Operations

Metrics

The gateway exposes Prometheus metrics on /metrics. The catalog is designed to (1) give operators the visibility Turbopuffer doesn’t expose directly, (2) attribute latency between Turbopuffer time and layer-side overhead, and (3) make cache effectiveness measurable per Turbopuffer namespace.

Metrics are scraped by bundled VictoriaMetrics (vmsingle) or by a customer’s own Prometheus. The code-level catalog lives in crates/metrics-catalog; gateway registration uses that catalog for Prometheus help text and validates kind/labels/description at construction time. Export the stable JSON manifest with cargo run -p metrics-catalog --bin export.

Conventions

Naming: layer_<noun>_<unit> with standard Prometheus suffixes (_seconds, _total, _bytes). Gateway-owned cache scale signals use the hevlayer_cache_* and hevlayer_document_cache_* prefixes.
Types: histograms for time-shaped quantities, counters for monotonic events (suffix _total), gauges for current-state values.
status label values (bounded): ok, tpuf_error, layer_error, aerospike_error, aerospike_stop_writes, pg_error, timeout.
Cardinality caps: pipeline_id capped at 50 (overflow → other); namespace capped at 5000 (overflow → other). The namespace cap is a metric-store guardrail, not a product cap.
Never labels: vector content, document IDs, raw filter values, user-supplied strings.

Turbopuffer-op metrics

The product wedge. Each Turbopuffer operation is measured three ways so the contribution of layer-side overhead is always visible alongside Turbopuffer’s own latency.

Metric	Type	Labels	Description
`layer_query_duration_seconds`	histogram	`pipeline_id`, `namespace`, `status`	Total wall-clock for a query through layer.
`layer_query_tpuf_seconds`	histogram	same	Time spent inside the Turbopuffer call.
`layer_query_overhead_seconds`	histogram	same	Layer’s tax: `total - tpuf`.
`layer_upsert_duration_seconds`	histogram	same	Total wall-clock for an upsert.
`layer_upsert_tpuf_seconds`	histogram	same	Time inside Turbopuffer.
`layer_upsert_overhead_seconds`	histogram	same	Layer’s tax.
`layer_upsert_batch_size`	histogram	`pipeline_id`, `namespace`	Documents per upsert.
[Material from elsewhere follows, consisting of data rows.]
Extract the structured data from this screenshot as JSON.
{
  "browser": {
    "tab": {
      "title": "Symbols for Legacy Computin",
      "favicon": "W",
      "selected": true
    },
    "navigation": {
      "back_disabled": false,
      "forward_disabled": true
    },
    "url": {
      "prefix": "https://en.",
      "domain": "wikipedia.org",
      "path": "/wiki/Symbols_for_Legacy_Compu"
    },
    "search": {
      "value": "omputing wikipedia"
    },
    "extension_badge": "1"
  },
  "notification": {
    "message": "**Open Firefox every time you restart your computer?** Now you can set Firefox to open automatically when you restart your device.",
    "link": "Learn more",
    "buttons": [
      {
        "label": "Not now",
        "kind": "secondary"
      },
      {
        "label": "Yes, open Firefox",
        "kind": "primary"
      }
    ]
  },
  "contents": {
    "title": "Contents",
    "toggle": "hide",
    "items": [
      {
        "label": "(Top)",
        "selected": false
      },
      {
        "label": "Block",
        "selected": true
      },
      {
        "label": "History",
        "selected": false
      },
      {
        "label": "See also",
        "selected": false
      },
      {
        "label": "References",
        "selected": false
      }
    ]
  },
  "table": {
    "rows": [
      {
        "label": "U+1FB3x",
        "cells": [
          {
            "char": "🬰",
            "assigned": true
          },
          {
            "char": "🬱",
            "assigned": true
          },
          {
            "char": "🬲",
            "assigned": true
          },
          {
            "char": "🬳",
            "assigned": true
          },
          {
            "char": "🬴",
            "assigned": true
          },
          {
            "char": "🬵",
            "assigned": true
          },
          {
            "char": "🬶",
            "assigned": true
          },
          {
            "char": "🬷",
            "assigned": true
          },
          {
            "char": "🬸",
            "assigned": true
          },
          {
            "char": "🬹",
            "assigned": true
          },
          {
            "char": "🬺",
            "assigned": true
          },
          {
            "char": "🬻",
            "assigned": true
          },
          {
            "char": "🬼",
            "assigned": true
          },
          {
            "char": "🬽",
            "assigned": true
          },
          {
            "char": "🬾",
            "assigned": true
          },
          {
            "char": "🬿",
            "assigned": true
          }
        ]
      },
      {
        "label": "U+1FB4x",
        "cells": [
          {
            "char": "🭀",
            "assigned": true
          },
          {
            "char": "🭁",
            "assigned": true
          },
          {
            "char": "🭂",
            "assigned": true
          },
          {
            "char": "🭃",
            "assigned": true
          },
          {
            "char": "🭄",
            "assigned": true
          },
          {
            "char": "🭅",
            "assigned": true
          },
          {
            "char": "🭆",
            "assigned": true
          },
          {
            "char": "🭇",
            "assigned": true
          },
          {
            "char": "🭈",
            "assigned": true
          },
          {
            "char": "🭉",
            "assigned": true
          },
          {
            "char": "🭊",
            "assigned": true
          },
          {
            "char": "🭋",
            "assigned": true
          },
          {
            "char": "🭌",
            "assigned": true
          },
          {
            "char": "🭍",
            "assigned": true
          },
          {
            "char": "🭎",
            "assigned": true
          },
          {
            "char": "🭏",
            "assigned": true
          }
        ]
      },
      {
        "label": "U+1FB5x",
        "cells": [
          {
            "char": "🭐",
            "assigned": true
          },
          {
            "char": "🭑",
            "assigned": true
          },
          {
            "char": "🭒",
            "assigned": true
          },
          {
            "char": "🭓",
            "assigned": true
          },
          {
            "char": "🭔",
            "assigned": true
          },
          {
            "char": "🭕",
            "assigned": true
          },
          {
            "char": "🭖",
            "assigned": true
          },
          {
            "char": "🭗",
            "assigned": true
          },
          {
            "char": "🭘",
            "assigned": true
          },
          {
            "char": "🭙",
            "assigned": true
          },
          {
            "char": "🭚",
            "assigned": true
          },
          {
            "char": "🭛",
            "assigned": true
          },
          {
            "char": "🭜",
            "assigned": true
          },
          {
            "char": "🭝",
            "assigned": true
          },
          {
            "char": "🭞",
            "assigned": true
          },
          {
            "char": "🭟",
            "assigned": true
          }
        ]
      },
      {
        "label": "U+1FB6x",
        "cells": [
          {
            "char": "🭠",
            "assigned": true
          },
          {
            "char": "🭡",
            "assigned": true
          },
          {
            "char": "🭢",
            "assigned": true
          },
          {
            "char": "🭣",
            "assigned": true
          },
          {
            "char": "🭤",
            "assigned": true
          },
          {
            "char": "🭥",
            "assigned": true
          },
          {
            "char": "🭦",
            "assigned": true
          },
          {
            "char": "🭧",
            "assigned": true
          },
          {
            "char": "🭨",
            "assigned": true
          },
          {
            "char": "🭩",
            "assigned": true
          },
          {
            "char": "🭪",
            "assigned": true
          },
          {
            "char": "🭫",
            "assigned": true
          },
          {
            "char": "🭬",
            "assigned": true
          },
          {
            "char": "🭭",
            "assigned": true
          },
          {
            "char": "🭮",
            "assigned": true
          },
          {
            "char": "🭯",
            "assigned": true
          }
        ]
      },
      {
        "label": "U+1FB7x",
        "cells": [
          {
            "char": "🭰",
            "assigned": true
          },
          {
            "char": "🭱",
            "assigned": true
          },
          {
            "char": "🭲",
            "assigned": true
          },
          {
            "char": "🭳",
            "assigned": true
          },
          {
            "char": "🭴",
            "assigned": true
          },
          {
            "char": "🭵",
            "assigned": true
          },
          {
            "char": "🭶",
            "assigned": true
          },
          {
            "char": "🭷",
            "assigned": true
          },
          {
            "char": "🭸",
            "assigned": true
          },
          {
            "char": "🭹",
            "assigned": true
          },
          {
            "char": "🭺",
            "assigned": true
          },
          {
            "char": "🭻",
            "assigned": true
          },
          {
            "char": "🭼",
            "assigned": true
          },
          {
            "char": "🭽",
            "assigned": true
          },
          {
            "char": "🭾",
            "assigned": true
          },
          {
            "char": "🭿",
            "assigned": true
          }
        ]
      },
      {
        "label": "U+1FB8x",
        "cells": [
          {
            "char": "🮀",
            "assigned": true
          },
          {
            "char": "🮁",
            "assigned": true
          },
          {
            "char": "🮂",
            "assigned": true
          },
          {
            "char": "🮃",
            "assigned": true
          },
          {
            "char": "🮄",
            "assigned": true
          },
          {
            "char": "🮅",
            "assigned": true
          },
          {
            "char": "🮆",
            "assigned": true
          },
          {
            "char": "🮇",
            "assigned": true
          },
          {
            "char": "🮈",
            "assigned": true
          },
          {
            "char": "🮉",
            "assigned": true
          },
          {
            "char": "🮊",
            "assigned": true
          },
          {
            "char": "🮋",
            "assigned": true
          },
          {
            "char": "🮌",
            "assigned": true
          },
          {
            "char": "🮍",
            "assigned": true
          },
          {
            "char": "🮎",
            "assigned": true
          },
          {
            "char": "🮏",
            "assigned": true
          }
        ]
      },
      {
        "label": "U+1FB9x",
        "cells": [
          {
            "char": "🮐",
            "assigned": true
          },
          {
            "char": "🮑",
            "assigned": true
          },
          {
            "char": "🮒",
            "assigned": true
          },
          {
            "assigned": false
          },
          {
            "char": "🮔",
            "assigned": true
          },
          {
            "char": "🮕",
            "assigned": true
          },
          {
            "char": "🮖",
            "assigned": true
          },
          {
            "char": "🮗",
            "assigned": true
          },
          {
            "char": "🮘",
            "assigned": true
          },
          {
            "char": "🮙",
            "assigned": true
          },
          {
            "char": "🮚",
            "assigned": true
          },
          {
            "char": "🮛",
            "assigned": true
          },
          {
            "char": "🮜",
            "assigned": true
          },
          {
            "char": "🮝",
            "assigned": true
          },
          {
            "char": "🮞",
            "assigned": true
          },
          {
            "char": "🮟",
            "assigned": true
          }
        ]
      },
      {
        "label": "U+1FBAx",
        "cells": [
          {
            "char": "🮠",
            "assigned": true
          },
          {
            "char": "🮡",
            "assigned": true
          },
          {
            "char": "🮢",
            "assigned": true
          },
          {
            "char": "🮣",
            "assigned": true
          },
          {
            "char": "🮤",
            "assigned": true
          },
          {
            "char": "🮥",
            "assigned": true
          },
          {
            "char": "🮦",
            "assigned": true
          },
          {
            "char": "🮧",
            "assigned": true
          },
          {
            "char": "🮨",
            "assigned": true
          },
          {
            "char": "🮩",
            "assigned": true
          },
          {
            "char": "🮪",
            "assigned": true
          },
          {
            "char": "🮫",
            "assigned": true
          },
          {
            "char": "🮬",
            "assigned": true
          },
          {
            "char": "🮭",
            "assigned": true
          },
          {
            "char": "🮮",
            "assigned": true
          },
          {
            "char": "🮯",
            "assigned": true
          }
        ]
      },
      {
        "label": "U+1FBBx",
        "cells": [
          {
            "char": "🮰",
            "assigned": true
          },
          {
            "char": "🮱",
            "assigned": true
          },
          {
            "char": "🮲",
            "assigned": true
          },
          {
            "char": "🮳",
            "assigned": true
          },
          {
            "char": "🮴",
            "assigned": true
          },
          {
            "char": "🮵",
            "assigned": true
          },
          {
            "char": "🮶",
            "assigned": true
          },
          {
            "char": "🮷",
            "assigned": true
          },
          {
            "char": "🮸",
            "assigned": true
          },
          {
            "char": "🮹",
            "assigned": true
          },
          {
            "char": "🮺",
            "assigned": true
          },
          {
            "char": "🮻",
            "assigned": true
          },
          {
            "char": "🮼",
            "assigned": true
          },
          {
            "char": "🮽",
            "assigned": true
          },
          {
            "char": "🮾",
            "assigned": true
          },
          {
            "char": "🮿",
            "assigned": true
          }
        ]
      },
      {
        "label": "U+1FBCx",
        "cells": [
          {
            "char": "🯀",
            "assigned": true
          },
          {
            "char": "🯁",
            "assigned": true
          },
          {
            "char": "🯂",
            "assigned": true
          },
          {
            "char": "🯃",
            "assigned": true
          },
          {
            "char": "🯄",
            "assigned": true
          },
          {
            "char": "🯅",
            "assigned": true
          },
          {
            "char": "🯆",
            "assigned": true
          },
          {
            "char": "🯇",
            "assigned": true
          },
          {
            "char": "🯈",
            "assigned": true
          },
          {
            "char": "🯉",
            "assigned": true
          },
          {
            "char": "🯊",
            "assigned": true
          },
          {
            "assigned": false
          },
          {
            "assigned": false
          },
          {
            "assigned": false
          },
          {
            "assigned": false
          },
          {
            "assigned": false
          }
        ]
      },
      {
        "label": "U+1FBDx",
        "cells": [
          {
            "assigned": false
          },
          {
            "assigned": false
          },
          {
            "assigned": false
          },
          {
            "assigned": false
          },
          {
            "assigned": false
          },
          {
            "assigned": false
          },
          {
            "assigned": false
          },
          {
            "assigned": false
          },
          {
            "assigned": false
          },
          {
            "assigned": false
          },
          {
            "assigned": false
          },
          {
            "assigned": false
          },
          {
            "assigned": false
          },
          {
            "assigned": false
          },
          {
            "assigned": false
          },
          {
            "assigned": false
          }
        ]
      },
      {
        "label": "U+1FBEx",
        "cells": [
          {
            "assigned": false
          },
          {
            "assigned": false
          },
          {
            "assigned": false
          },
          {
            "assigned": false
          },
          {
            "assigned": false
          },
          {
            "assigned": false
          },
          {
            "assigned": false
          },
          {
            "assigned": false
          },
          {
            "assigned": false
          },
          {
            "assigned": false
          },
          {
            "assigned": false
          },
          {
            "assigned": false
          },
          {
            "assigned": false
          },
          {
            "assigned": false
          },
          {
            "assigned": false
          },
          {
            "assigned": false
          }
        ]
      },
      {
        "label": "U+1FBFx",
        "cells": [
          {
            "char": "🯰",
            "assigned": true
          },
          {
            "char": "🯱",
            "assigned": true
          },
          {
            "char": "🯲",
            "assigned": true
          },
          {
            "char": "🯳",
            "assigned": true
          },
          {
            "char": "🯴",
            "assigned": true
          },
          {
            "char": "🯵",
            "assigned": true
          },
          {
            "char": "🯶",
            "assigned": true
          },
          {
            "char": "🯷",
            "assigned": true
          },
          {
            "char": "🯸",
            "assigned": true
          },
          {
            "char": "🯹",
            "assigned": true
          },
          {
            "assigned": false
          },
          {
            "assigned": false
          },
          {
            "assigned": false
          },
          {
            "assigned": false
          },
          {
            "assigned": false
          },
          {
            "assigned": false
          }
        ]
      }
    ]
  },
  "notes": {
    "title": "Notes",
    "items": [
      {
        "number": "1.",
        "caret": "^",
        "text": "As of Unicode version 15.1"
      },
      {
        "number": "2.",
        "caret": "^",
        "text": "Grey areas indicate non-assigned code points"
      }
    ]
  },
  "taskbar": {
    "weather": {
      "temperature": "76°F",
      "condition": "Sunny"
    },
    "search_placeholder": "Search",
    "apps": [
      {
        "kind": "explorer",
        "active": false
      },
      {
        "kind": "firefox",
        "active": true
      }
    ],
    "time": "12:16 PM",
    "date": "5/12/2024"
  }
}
Buckets: 1, 10, 100, 1k, 10k.
`layer_head_duration_seconds`	histogram	`pipeline_id`, `namespace`, `status`	No total/tpuf split — head is fast.
`layer_list_duration_seconds`	histogram	same	No total/tpuf split.
`layer_query_shape_total`	counter	`pipeline_id`, `namespace`, `has_filter`, `has_rank_by`, `status`	Query-shape distribution.

Layer-internal op metrics

The “tax” half — Aerospike, Postgres, and S3 work that surrounds the Turbopuffer call.

Metric	Type	Labels	Description
`layer_stage_duration_seconds`	histogram	`pipeline_id`, `from_stage`, `to_stage`	Time a document spent in `from_stage` before transitioning.
`layer_stage_transitions_total`	counter	same + `status`	Every stage change.
`layer_fetch_duration_seconds`	histogram	`operation`, `namespace`, `cache_result`	Document fetch through pull-through cache.
`layer_fetch_batch_size`	histogram	`operation`	Documents per batch fetch. Buckets: 1, 10, 100, 1k.
`layer_aerospike_op_duration_seconds`	histogram	`operation`, `set`, `status`	Raw Aerospike calls.
`layer_s3_op_duration_seconds`	histogram	`operation`, `status`	Raw S3 calls.
`layer_pg_query_duration_seconds`	histogram	`query_name`, `status`	Named queries only. Bounded label values.

Cache metrics

Layer runs one logical pull-through cache backed by Aerospike. Different uses (document fetch, field-values snapshots) are distinguished by the Aerospike set they live in. Metrics carry set always and namespace where applicable.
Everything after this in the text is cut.